Seguro que muchos en Uber España confiarán en que esta semana sea mejor que la anterior. La multinacional de intermediación de la movilidad cerró siete días de penitencia en los que encajó un polémico decreto que la arrincona en Barcelona --así como a otras soluciones como Cabify o la recién llegada Bolt, de quien no me cabe duda que poco se esperaba este recibimiento en Cataluña--; la controversia de los precios para acceder al festival Mad Cool y, el domingo, el Uber Leaks como remate de los siete días de castigo.
Es cierto que ninguno de los tres episodios supone una estocada mortal a la compañía. Uber llegó a las ciudades para quedarse, aunque en varias urbes, los gestores insisten en que quizá no debería quedarse con esta forma, sino otra. En Cataluña, por ejemplo, Govern y PSC han pactado un durísimo decreto que liquidará dos tercios de los vehículos VTC de las calles. Si no lo tumban los tribunales --algo bastante posible, pero a largo plazo--, la norma pondrá en serias dificultades a los operadores que compiten con los vehículos de alquiler con conductor.

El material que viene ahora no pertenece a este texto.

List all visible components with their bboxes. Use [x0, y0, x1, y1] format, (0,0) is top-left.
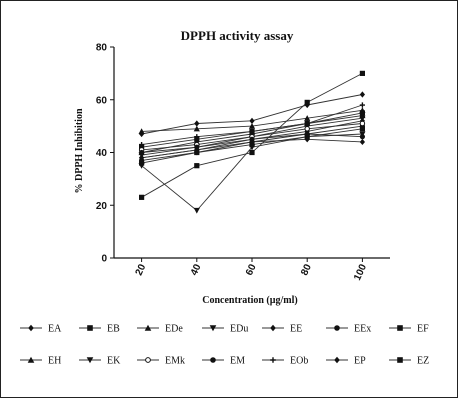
x-tick-label: 60: [244, 262, 259, 277]
data-point-emk: [304, 126, 310, 132]
legend-label-em: EM: [230, 356, 245, 367]
data-point-ek: [138, 163, 145, 169]
legend-marker-ee: [270, 324, 276, 332]
legend-marker-ea: [28, 324, 34, 332]
data-point-em: [139, 149, 145, 156]
legend-marker-ef: [397, 325, 403, 331]
legend-label-eex: EEx: [354, 324, 371, 335]
data-point-emk: [359, 120, 366, 127]
legend-label-emk: EMk: [165, 356, 185, 367]
data-point-ea: [194, 120, 200, 127]
x-tick-label: 20: [134, 262, 149, 277]
data-point-eob: [139, 141, 145, 148]
data-point-em: [359, 134, 365, 140]
data-point-eob: [249, 128, 255, 134]
legend-marker-eob: [270, 357, 276, 363]
data-point-ea: [249, 117, 255, 124]
legend-label-eob: EOb: [290, 356, 308, 367]
y-tick-label: 20: [96, 201, 108, 212]
data-point-ep: [359, 138, 365, 146]
x-axis-label: Concentration (µg/ml): [202, 295, 297, 306]
legend-marker-em: [210, 357, 216, 363]
legend-label-ep: EP: [354, 356, 366, 367]
data-point-eh: [138, 128, 145, 134]
data-point-ez: [139, 194, 145, 200]
y-tick-label: 80: [96, 43, 108, 54]
data-point-eh: [304, 115, 311, 121]
legend-marker-ez: [397, 357, 403, 363]
legend-label-ef: EF: [417, 324, 429, 335]
legend-label-ee: EE: [290, 324, 302, 335]
legend-label-ez: EZ: [417, 356, 429, 367]
legend-marker-ede: [144, 324, 152, 331]
legend-marker-edu: [209, 325, 217, 332]
chart-title: DPPH activity assay: [181, 28, 294, 43]
data-point-ez: [359, 70, 365, 76]
x-tick-label: 40: [189, 262, 204, 277]
legend-label-edu: EDu: [230, 324, 248, 335]
data-point-eob: [194, 134, 200, 140]
data-point-eh: [248, 123, 256, 129]
legend-marker-eh: [27, 356, 35, 363]
y-axis-label: % DPPH Inhibition: [74, 108, 85, 193]
data-point-ek: [193, 207, 200, 214]
data-point-ep: [304, 136, 310, 143]
legend: EA EB EDe EDu EE EEx EF EH EK EMk EM EOb EP EZ: [20, 324, 429, 367]
legend-marker-emk: [145, 357, 151, 363]
x-tick-label: 80: [299, 262, 314, 277]
legend-label-ek: EK: [107, 356, 121, 367]
legend-label-ea: EA: [48, 324, 62, 335]
legend-marker-eex: [334, 325, 340, 331]
data-point-ek: [248, 144, 256, 151]
legend-label-eh: EH: [48, 356, 61, 367]
data-point-eh: [193, 125, 200, 132]
data-point-eob: [359, 102, 365, 108]
legend-marker-ek: [86, 357, 94, 364]
data-point-ez: [194, 163, 200, 169]
data-point-ep: [139, 154, 145, 161]
data-point-eh: [359, 107, 366, 113]
y-tick-label: 0: [101, 254, 107, 265]
data-point-ea: [359, 91, 365, 98]
data-point-ez: [249, 149, 255, 156]
legend-label-ede: EDe: [165, 324, 183, 335]
data-point-ep: [194, 146, 200, 153]
data-point-ef: [359, 126, 365, 132]
legend-marker-eb: [87, 325, 93, 331]
legend-label-eb: EB: [107, 324, 120, 335]
data-point-ez: [304, 99, 310, 105]
data-point-ef: [139, 160, 145, 166]
x-tick-label: 100: [352, 262, 369, 282]
y-tick-label: 40: [96, 148, 108, 159]
data-point-em: [304, 131, 310, 137]
y-tick-label: 60: [96, 95, 108, 106]
legend-marker-ep: [334, 356, 340, 364]
data-point-ep: [249, 138, 255, 146]
data-point-eob: [304, 120, 310, 127]
series-markers: [138, 70, 366, 214]
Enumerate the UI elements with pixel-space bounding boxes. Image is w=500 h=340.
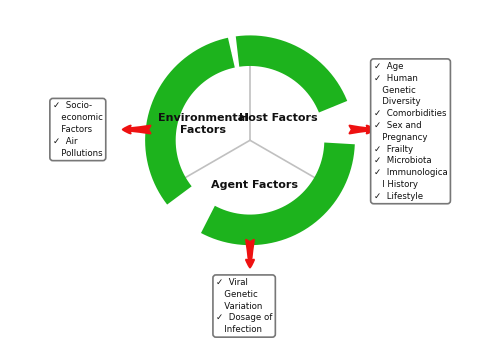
Text: ✓  Socio-
   economic
   Factors
✓  Air
   Pollutions: ✓ Socio- economic Factors ✓ Air Pollutio… <box>53 101 102 158</box>
Text: ✓  Age
✓  Human
   Genetic
   Diversity
✓  Comorbidities
✓  Sex and
   Pregnancy: ✓ Age ✓ Human Genetic Diversity ✓ Comorb… <box>374 62 448 201</box>
Text: Host Factors: Host Factors <box>240 113 318 123</box>
Text: ✓  Viral
   Genetic
   Variation
✓  Dosage of
   Infection: ✓ Viral Genetic Variation ✓ Dosage of In… <box>216 278 272 334</box>
Text: Environmental
Factors: Environmental Factors <box>158 113 249 135</box>
Text: Agent Factors: Agent Factors <box>211 180 298 190</box>
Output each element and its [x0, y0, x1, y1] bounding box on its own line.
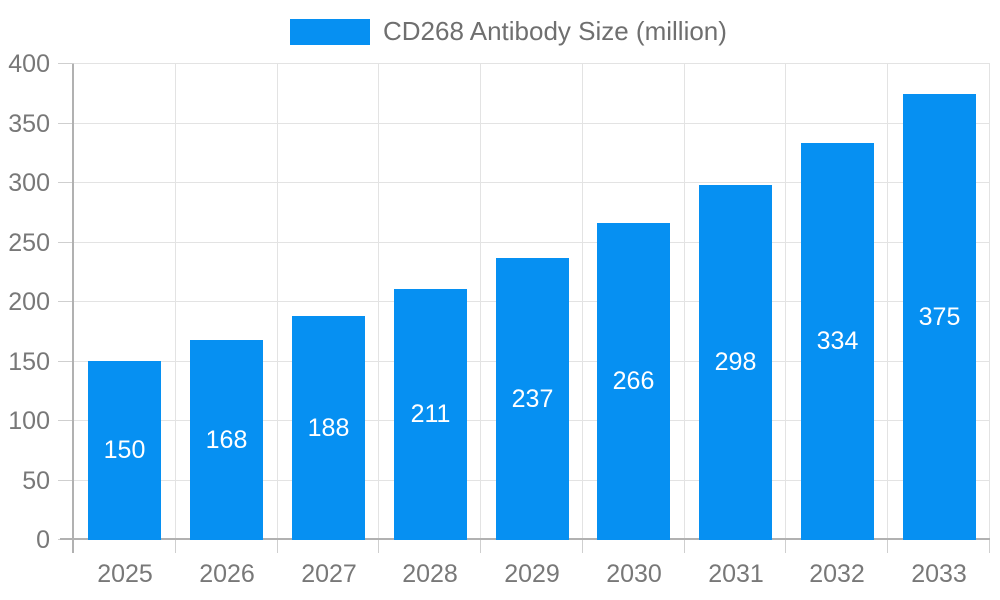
x-axis-tick	[785, 540, 786, 553]
v-gridline	[480, 64, 481, 540]
y-axis-label: 100	[8, 407, 50, 435]
bar-value-label: 298	[714, 348, 757, 376]
bar-2027[interactable]: 188	[292, 316, 365, 540]
y-axis-label: 350	[8, 110, 50, 138]
x-axis-label: 2028	[402, 560, 458, 588]
bar-value-label: 211	[410, 400, 451, 428]
y-axis-label: 250	[8, 229, 50, 257]
h-gridline	[74, 123, 990, 124]
bar-value-label: 168	[205, 425, 248, 454]
bar-2030[interactable]: 266	[597, 223, 670, 540]
y-axis-tick	[58, 480, 74, 481]
x-axis-label: 2025	[97, 560, 153, 588]
legend-label: CD268 Antibody Size (million)	[383, 16, 727, 46]
bar-2028[interactable]: 211	[394, 289, 467, 540]
x-axis-label: 2032	[809, 560, 865, 588]
h-gridline	[74, 182, 990, 183]
x-axis-tick	[989, 540, 990, 553]
bar-2033[interactable]: 375	[903, 94, 976, 540]
x-axis-label: 2027	[301, 560, 357, 588]
legend-swatch-icon	[290, 18, 370, 45]
v-gridline	[582, 64, 583, 540]
x-axis-tick	[684, 540, 685, 553]
bar-2029[interactable]: 237	[496, 258, 569, 540]
x-axis-label: 2033	[911, 560, 967, 588]
y-axis-tick	[58, 420, 74, 421]
bar-value-label: 150	[103, 436, 146, 464]
v-gridline	[989, 64, 990, 540]
v-gridline	[887, 64, 888, 540]
h-gridline	[74, 242, 990, 243]
bar-value-label: 334	[816, 327, 859, 355]
v-gridline	[684, 64, 685, 540]
legend[interactable]: CD268 Antibody Size (million)	[290, 16, 727, 46]
y-axis-label: 150	[8, 348, 50, 376]
y-axis-label: 300	[8, 169, 50, 197]
y-axis-label: 50	[22, 467, 50, 495]
x-axis-label: 2030	[606, 560, 662, 588]
x-axis-tick	[277, 540, 278, 553]
v-gridline	[378, 64, 379, 540]
x-axis-tick	[378, 540, 379, 553]
bar-value-label: 188	[307, 413, 350, 442]
x-axis-tick	[582, 540, 583, 553]
v-gridline	[175, 64, 176, 540]
y-axis-line	[72, 64, 74, 553]
bar-value-label: 375	[918, 302, 961, 331]
y-axis-label: 200	[8, 288, 50, 316]
y-axis-tick	[58, 361, 74, 362]
x-axis-label: 2029	[504, 560, 560, 588]
v-gridline	[277, 64, 278, 540]
x-axis-label: 2031	[708, 560, 764, 588]
bar-2025[interactable]: 150	[88, 361, 161, 540]
bar-value-label: 266	[612, 367, 655, 395]
v-gridline	[785, 64, 786, 540]
x-axis-tick	[887, 540, 888, 553]
bar-2032[interactable]: 334	[801, 143, 874, 540]
bar-2026[interactable]: 168	[190, 340, 263, 540]
y-axis-tick	[58, 123, 74, 124]
y-axis-label: 0	[36, 526, 50, 554]
x-axis-tick	[175, 540, 176, 553]
y-axis-tick	[58, 301, 74, 302]
h-gridline	[74, 63, 990, 64]
y-axis-tick	[58, 242, 74, 243]
bar-2031[interactable]: 298	[699, 185, 772, 540]
x-axis-label: 2026	[199, 560, 255, 588]
bar-value-label: 237	[511, 384, 554, 413]
x-axis-tick	[480, 540, 481, 553]
y-axis-label: 400	[8, 50, 50, 78]
y-axis-tick	[58, 63, 74, 64]
y-axis-tick	[58, 182, 74, 183]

Las compañías deberán pedir de nuevo los títulos habilitantes, pero estos tendrán que estar domiciliados en Cataluña, y los coches tendrán que haber prestado servicio un año y con un mínimo de 100 carreras. Se prohíbe la transmisión de licencias, se impone la longitud mínima de 4,90 metros --un cuello de botella muy restrictivo--, seguro, exámenes a los conductores como el que pasan los taxistas y se prohíbe la geolocalización, la captación en la calle y la contratación con menos de 15 minutos. Todo ello dependerá del desempeño de los inspectores y la policía, pero introduce una gran inseguridad jurídica para trabajar en Barcelona que algunas firmas hallarán insoportable, como es razonable.
Sin solución de continuidad al cepo normativo en Cataluña llegó la polémica de los precios en el festival Mad Cool de Madrid. La empresa sostiene que apenas el 5% de los trayectos se rigieron por el polémico sistema de precios dinámicos. Ello no fue óbice para que muchos asistentes se quejaran de tarifas desorbitadas para plantarse en Valdebebas, máxime cuando el operador había firmado un acuerdo con el evento para que sus clientes se ahorraran las colas. Las redes sociales ardieron y la crisis de reputación estaba servida.
Es cierto que Uber tiene el libre derecho de fijar sus tarifas como quiera. Pero también es razonable que desde el punto de vista del consumidor se exija cierta transparencia, por lo menos cierta información sobre cómo opera el algoritmo que regula los precios sube y baja.
Más controvertido si cabe son los llamados Uber Leaks, que el diario británico The Guardian publicó el domingo y que atestiguan que intra muros en la hija de Silicon Valley se sabía que en algunas ciudades la app era manifiestamente ilegal cuando desembarcó. Los documentos filtrados solo llegan a 2017, por lo que se entiende que la compañía ya ha remediado lo expuesto en las conversaciones. Se espera, por cuanto los ejecutivos llegaron a admitir que la plataforma era "jodidamente ilegal" en algunos de los mercados en los que trabajaba, en los que internamente se describía como "legal no, algo diferente".
También preocupante es el acceso directo y sin cortapisas de altos directivos de Uber a cargos públicos con responsabilidades en la gestión. Los contactos, que son normales en una economía abierta, se tornan sospechosos cuando se recalca que la firma llegaba a estos políticos por medio de "influencia e intermediarios", buscando "rutas" para cambiar las legislaciones regionales o nacionales. Todo ello galvanizado con inyecciones de capital riesgo.
El Uber Leaks, del que habrá más entregas, cerró una semana nefasta para la tecnológica. Todo lo expuesto es factual, como lo es que la firma defiende que se ha "transformado". Un cambio que resulta imprescindible si el grupo quiere aspirar a ser un actor relevante en la nueva movilidad. De la lluvia de reveses de la semana pasada, Uber puede aprender y, de nuevo transformarse. Buena falta le hace.